Saturday, January 24, 2009
A Vampire Movie With Blood, Brains and Heart
Is Let the Right One In a terrific vampire movie that involves adolescence, or is it a movie about adolescence that involves vampires? I've long had similar thoughts about Carrie; a classic horror movie and, in my opinion, one of the few that really gets that whole crass, cruel caste system known as high school down to a T.
Whatever it is, this Swedish gorefest from director Tomas Alfredson is a true delight in any number of ways: scary, sinister, deeply heart-felt, funny and very smartly directed.
Like a number of movies based on Stephen King novels -- such as the aforementioned Carrie as well as Christine -- the main character of Let the Right One In is a lonely boy gets his ass kicked a lot at school: 12-year-old Oskar (Kåre Hedebrant), who unhappily lives in a small apartment with his mom, who spends most of her time on the phone yelling at Oskar's dad, whom Oskar likes a great deal more. Clearly a smart boy, although he gets little encouragement either at home or school, Oskar has no friends and lives very much in his own world. Life at school is a daily nightmare, where a gang of bullies routinely torture him and call him "piggy," safe in the knowledge that he'll never fight back; Oskar as a result often imagines he's the bully rather than the victim.
In the midst of one of these reveries, he meets Eli (Lina Leandersson), a girl of the same age who has just moved in next door. Eli knows all about loneliness, too, and not just because she looks like Elijah Wood in drag. She Eli too lives with a single parent, her dad, and they are both vampires.
Interestingly, Alfredson and screenwriter John Ajvide Lindqvist, who based the story on his own novel, re-imagine just what it means to be a vampire in the modern era (or close to it, as the film is set in the late 1970s). No capes or castles, no Romanian accent or legacy -- just a constant desire for human blood, which the father has taken on ever more resourceful means to acquire.
While Oskar can't quite share Eli's diet, he develops genuine feelings for her, which are difficult for her to reciprocate. Like the Simone Simon character in the Val Lewton-Jacques Tourneur classic Cat People -- who is literally turned into a beast by sexual passion -- Eli both wants and fears a human relationship. One of the first things she says to Oskar is that she can't be his friend, which as we come to learn is because she knows that any relationship is bound to be lethal. Nonetheless, friendship and love blossom, as Oskar draws courage from Eli in facing up to his foes and Eli draws blood from the local populace.

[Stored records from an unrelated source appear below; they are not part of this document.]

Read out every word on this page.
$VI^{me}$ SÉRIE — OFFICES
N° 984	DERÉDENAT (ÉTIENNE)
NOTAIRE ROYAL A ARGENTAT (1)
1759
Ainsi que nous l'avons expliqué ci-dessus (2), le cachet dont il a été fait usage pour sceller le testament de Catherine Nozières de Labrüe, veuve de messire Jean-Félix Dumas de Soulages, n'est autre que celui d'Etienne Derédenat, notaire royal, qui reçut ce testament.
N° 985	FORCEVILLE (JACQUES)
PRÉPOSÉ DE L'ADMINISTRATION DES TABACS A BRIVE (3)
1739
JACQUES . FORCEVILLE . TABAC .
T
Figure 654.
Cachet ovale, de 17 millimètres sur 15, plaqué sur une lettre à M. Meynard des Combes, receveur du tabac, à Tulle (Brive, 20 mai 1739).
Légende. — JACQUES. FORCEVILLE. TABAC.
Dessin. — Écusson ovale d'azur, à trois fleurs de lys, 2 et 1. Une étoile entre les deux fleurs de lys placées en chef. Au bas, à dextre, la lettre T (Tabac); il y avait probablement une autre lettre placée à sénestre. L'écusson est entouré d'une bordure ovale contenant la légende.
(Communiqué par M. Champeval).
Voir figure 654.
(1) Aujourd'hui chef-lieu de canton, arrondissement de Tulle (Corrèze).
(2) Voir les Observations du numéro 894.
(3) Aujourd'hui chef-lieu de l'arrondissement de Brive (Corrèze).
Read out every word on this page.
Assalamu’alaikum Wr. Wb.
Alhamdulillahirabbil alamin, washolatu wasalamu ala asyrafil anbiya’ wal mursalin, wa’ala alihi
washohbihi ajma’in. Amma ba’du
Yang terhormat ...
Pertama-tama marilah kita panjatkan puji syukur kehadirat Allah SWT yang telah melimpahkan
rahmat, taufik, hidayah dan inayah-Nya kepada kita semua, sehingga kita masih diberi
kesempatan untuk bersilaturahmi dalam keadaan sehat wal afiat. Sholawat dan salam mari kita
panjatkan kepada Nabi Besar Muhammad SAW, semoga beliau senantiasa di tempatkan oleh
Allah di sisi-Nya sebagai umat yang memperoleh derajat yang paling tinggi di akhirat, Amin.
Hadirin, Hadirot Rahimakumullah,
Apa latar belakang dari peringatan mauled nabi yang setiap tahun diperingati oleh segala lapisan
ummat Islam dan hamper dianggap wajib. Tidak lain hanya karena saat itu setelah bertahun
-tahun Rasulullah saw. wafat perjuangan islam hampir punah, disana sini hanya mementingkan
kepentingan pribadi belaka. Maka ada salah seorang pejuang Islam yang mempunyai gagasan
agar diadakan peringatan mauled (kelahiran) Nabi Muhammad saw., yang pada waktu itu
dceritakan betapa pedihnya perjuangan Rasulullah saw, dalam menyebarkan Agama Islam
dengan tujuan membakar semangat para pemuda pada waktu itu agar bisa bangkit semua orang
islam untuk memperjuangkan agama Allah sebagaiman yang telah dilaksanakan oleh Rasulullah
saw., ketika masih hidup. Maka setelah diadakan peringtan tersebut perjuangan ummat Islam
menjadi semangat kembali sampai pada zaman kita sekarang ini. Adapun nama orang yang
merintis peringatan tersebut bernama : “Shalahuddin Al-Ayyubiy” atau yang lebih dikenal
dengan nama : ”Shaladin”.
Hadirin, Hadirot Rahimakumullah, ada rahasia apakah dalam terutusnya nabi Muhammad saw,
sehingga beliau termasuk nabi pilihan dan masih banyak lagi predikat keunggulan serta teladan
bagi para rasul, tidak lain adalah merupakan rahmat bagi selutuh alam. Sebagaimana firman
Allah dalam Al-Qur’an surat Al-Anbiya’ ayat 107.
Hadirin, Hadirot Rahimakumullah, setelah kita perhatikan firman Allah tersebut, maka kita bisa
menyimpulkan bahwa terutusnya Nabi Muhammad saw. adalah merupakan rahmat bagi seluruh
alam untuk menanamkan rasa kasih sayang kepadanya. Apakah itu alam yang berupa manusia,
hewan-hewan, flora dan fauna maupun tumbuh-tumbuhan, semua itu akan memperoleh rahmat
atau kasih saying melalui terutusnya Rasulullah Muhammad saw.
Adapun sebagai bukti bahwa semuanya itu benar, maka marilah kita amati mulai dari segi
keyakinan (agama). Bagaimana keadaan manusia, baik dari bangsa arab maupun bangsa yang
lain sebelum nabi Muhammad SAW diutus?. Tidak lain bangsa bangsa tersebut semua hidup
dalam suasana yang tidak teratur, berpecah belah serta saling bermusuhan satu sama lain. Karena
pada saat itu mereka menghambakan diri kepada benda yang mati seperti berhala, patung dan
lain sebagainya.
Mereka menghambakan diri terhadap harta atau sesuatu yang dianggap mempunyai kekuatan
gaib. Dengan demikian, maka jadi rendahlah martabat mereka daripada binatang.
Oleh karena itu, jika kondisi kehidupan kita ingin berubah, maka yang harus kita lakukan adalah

There's another, perhaps unintended, homage to The Cat People in the final scene. The earlier film has a classic scene at an indoor swimming pool, where a woman swimming alone seems to find herself facing a leopard. (You never see the animal; it's purely, and brilliantly, atmospheric.) It's one of the most memorable scenes in American horror, and the setting is what does it, because it's so closed in, because the woman is alone, and because simply being in a body of water makes you vulnerable -- death by drowning is very close at hand.
Alfredson, likewise, uses an indoor pool in a superb final sequence in Let the Right One In, and he delivers a shock so beautiful I almost yelped for joy. There is nothing in this world like a movie that shows you something you haven't seen or that you didn't see coming, or ones like this that can jolt you in a fresh way.
Let the Right One In is a jolt from the blue, and one of the best, most imaginative horror films I've seen in a good while, or at least since The Orphanage.